El sur también existe en la Ciudad de los Reyes
Recuerdo que anoté en un papelito gris que esa ciudad, la de mis memorias infantiles y adultas, estaba todavía muy despierta para entender su propio silencio. Aquí mi historia detrás de otra historia que probablemente nunca voy a contar.
Pensé en los casi cuarenta países que conozco y me di cuenta de una cosa: todavía no has escrito nada sobre América Latina. Injusticia importante y que de alguna manera deberías reparar, porque si de algo estás segura es de que Benedetti tenía razón cuando escribía que “el sur también existe”.
Repasé entonces, casi como una autómata, las ciudades en las que he estado y decidí quedarme con una que me envuelve de dos en dos: “Lima, la gris”.
Cuando les digo a mis amigos peruanos que La Ciudad de los Reyes me estremece, tienden a mirarme con sorpresa o ironía. Como si no me creyeran que estar ahí, a orillas del Rímac, mirando el mar con un pisco sour en la mano mientras disfruto de una exquisita causa limeña o subiendo y bajando escaleras, medio perdida por el bohemio barrio de Barranco, sea un regalo de esa mortalidad que es la vida.

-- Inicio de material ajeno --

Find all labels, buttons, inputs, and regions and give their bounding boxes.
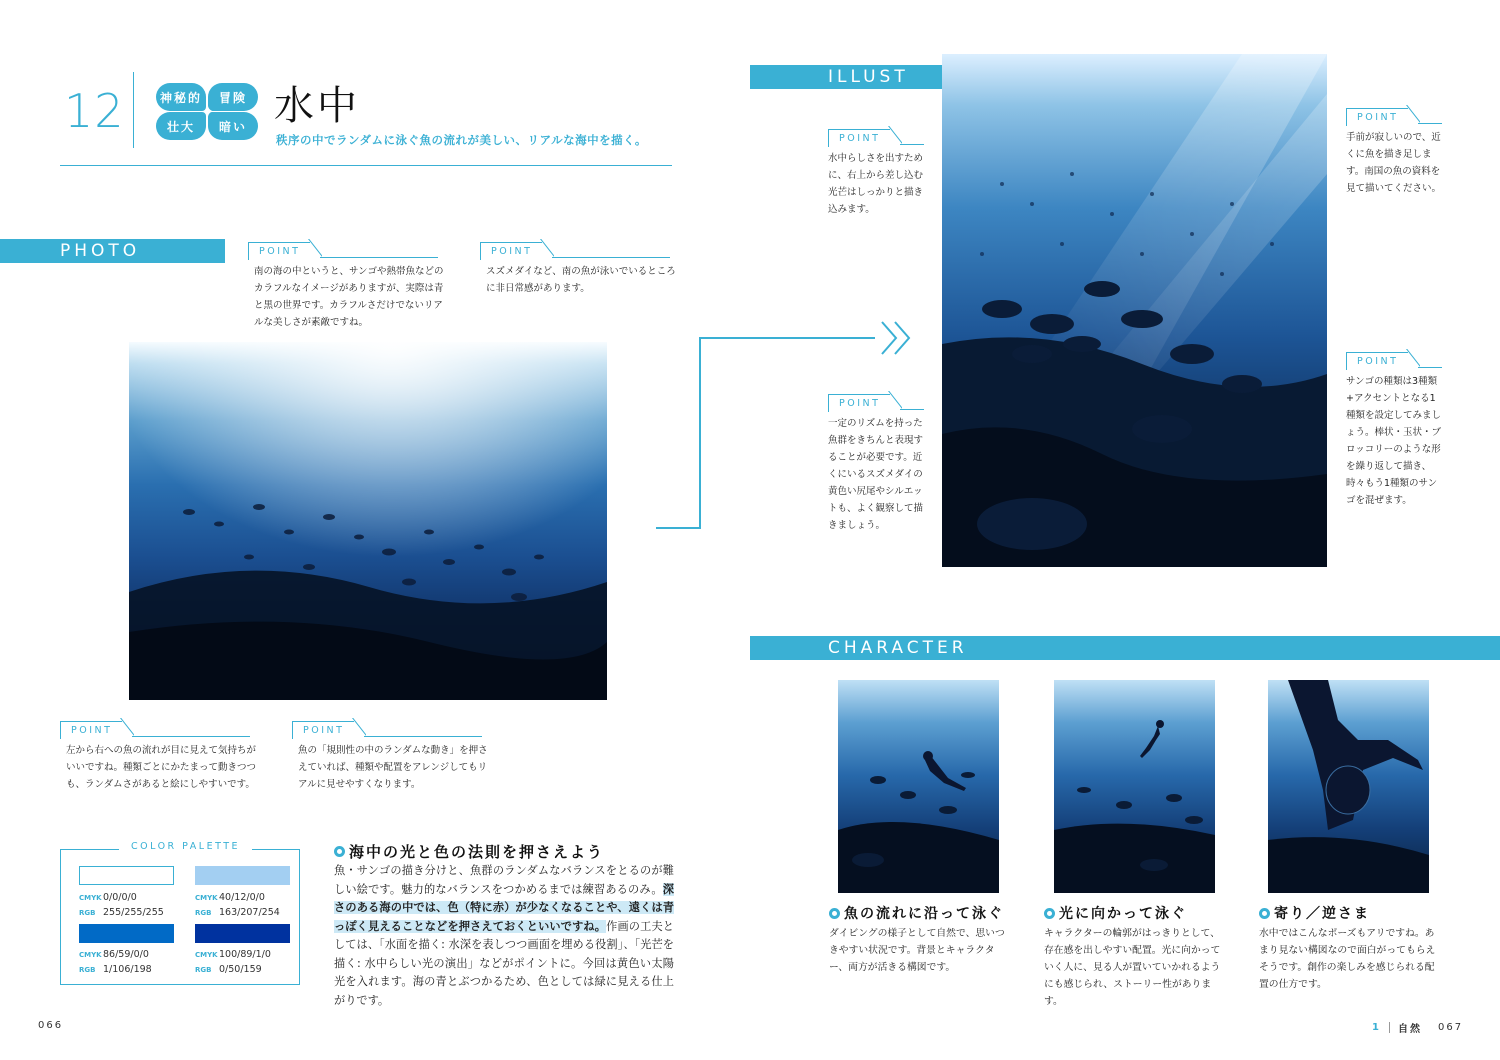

Tres veces he estado en Perú, tres veces me he dejado llevar por ese sueño lento que me inunda cuando cierro los ojos y caigo en la cuenta de que estoy bajo el cielo de Lima.
Miro la habitación del hotel. Las ventanas son grandes, el techo alto y la alfombra un poco vieja. Colonial, pronuncian unos ojos casi verdes. Observo desde la 503 todo o al menos parte de Miraflores, uno de los distritos más elegantes de la capital. El termopanel no termina con el ruido ni el tráfico ni las voces de las personas que hablan fuerte en la calle. Abro la ventana. La humedad se mete en mi cuerpo. La siento. La huelo. No me gusta.
Lima y sus bocinas; Lima y sus puertas grandes, sus gestos y colores y lluvia que no es lluvia. Porque todos los que han estado aquí (¿o allá?) saben que no llueve, pero este es un paréntesis (en mi vida y en la de ellos) y sé que voy a dejar esta ciudad y esta ciudad me va a dejar a mí. Y nadie se va a dar cuenta. Y nadie va a decir nada. Al menos hasta que vuelva o me encuentre con otros que me recuerden qué bien me siento entre sus calles, rincones y plazas que se abren para recibir al forastero.
La cultura de Lima, esa de la gente que lee, el Parque de la Reserva, aquellas librerías que nacen de repente escondidas en una esquina, el Puente de los Suspiros o una que otra tienda de discos de vinilo donde un hombre te puede vender todo a una módica suma, me atrae como me atrae su noche de chilcanos y su tarde de basílicas, catedrales, bibliotecas y jardines.
Y los amigos. En Lima siempre he brindado por la amistad. Por el amor. Por la historia. ¿Sabían que a una hora del centro se encuentra una de sus ruinas arqueológicas más importantes? Huaca Pucllana es su nombre. Imperdible visita.
Y es que Lima es la chicha morada, sus viejitos jugando ajedrez, sus diferencias. Lima es el Palacio de Torre Tagle, el convento de San Francisco y el Malecón de Miraflores. Quizás también los versos desparramados de Chabuca Granda (“así es la Lima que quiero, así es la Lima que lloro”), la escultura de “El beso” y uno que otro baile multicolor que nos obliga a pensar que nada de lo que allí pasa es casualidad.